CAMARA DOS DEPUTADOS – Microempreendedores discutem limites de faturamento e inadimplência em reunião na Câmara dos Deputados em Belo Horizonte

No dia 23 de junho de 2026, a cidade de Belo Horizonte foi palco de um importante debate sobre a atualização dos limites de faturamento do Microempreendedor Individual (MEI). O evento, parte do programa Câmara pelo Brasil, contou com a participação do deputado Jorge Goetten (Republicanos-SC), relator do Projeto de Lei Complementar (PLP) 108/21, que propõe mudanças significativas na legislação que envolve os microempreendedores.

Durante a discussão, Goetten destacou a necessidade de atualizar os limites do Simples Nacional, com a proposta de elevar o teto máximo de R$ 4,8 milhões para R$ 8 milhões.

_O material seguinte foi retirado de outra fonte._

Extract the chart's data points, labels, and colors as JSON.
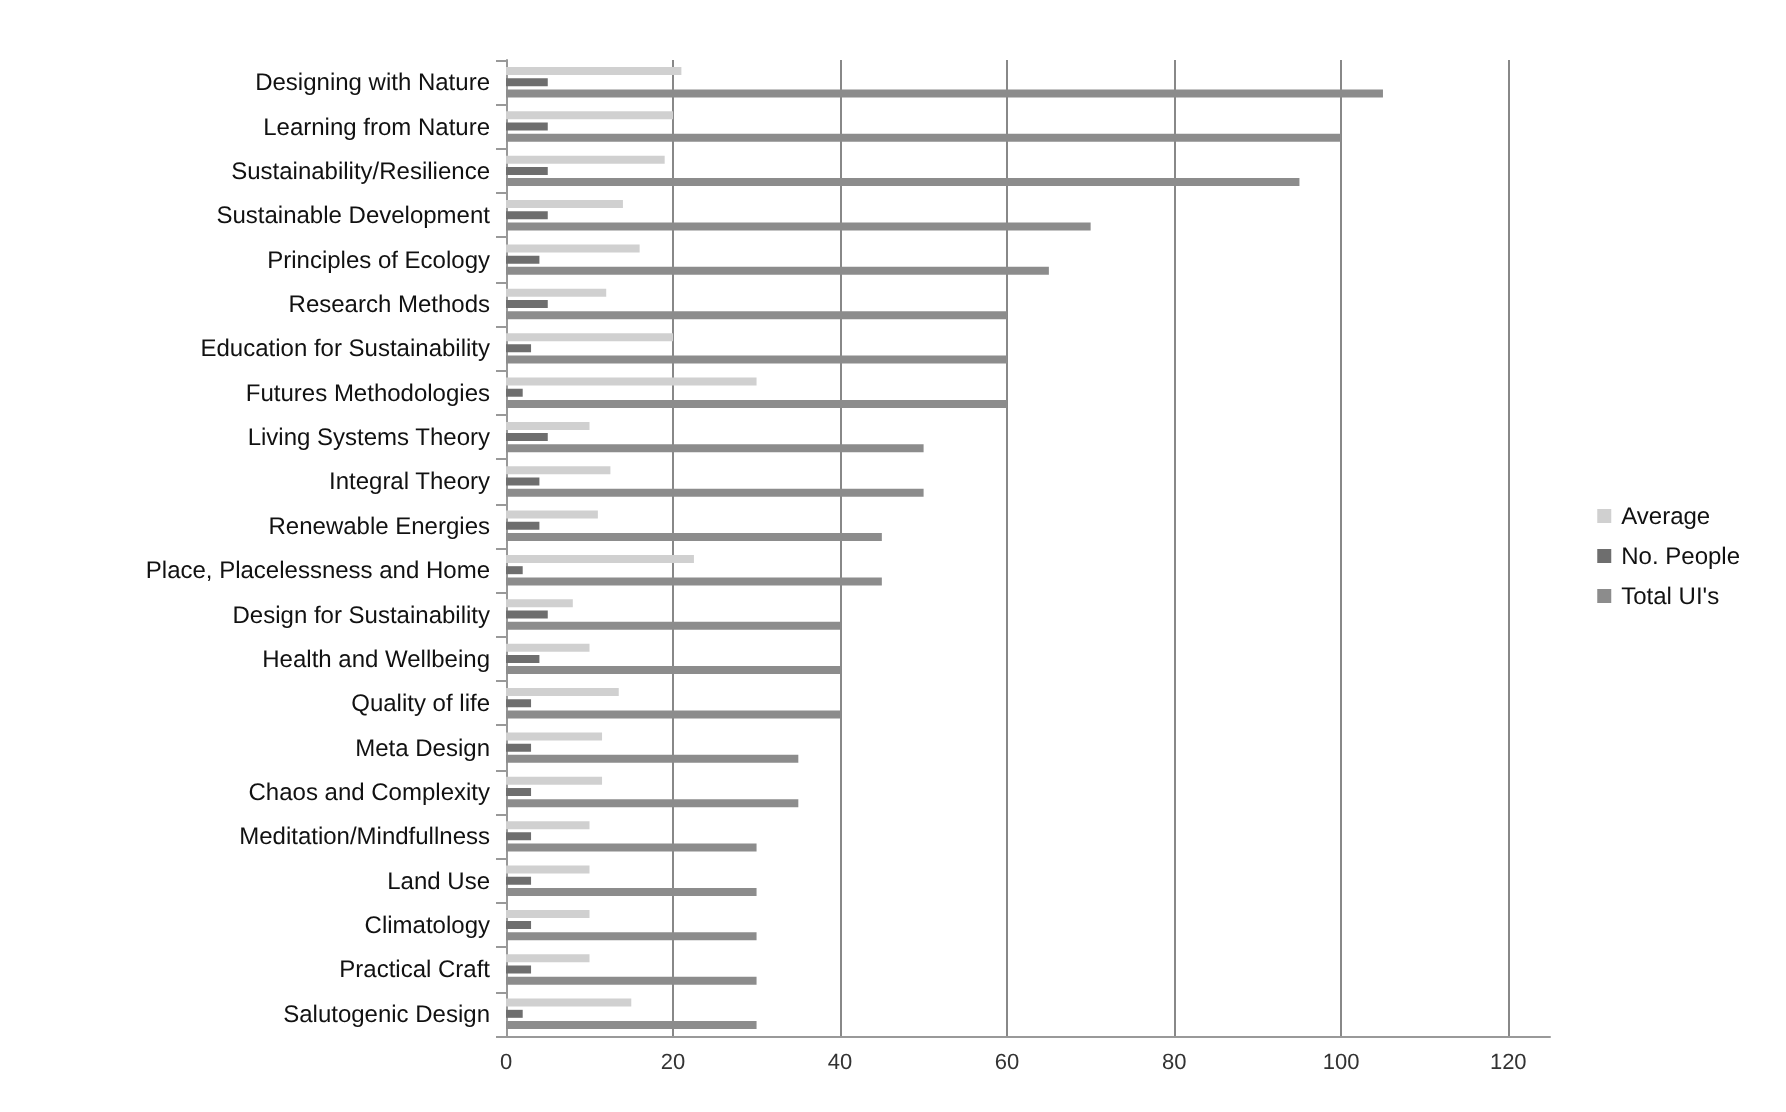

O deputado argumentou que esta mudança compensaria a atualização parcial realizada em 2012, além de corrigir a falta de reajustes desde 2016. O governo, segundo Goetten, manifestou a intenção de aumentar o limite de faturamento para os MEIs de R$ 81 mil para R$ 130 mil, mas a expectativa é que mais negociações sejam realizadas para incluir as alterações no Simples Nacional.

Outra proposta defendida pelo relator foi a redução do prazo máximo de inadimplência dos MEIs, que atualmente é de 12 meses, para apenas 2 meses, argumentando que a inadimplência nessa categoria representa cerca de R$ 3 bilhões. Essas mudanças visam não apenas dar maior suporte aos microempreendedores, mas também assegurar que eles possam operar de maneira mais saudável e sustentável no mercado.

Nadim Donato, presidente da Fecomércio de Minas Gerais, também participou do debate, e ofereceu um teto máximo de R$ 6 milhões para o Simples Nacional, caso isso simplifique as negociações com o governo. A interação entre as diferentes esferas, como a parlamentar e a executiva, foi ressaltada pelo deputado Domingos Sávio (PL-MG), que acredita que uma proposta oficial do governo pode facilitar as discussões e evitar possíveis impasses legais.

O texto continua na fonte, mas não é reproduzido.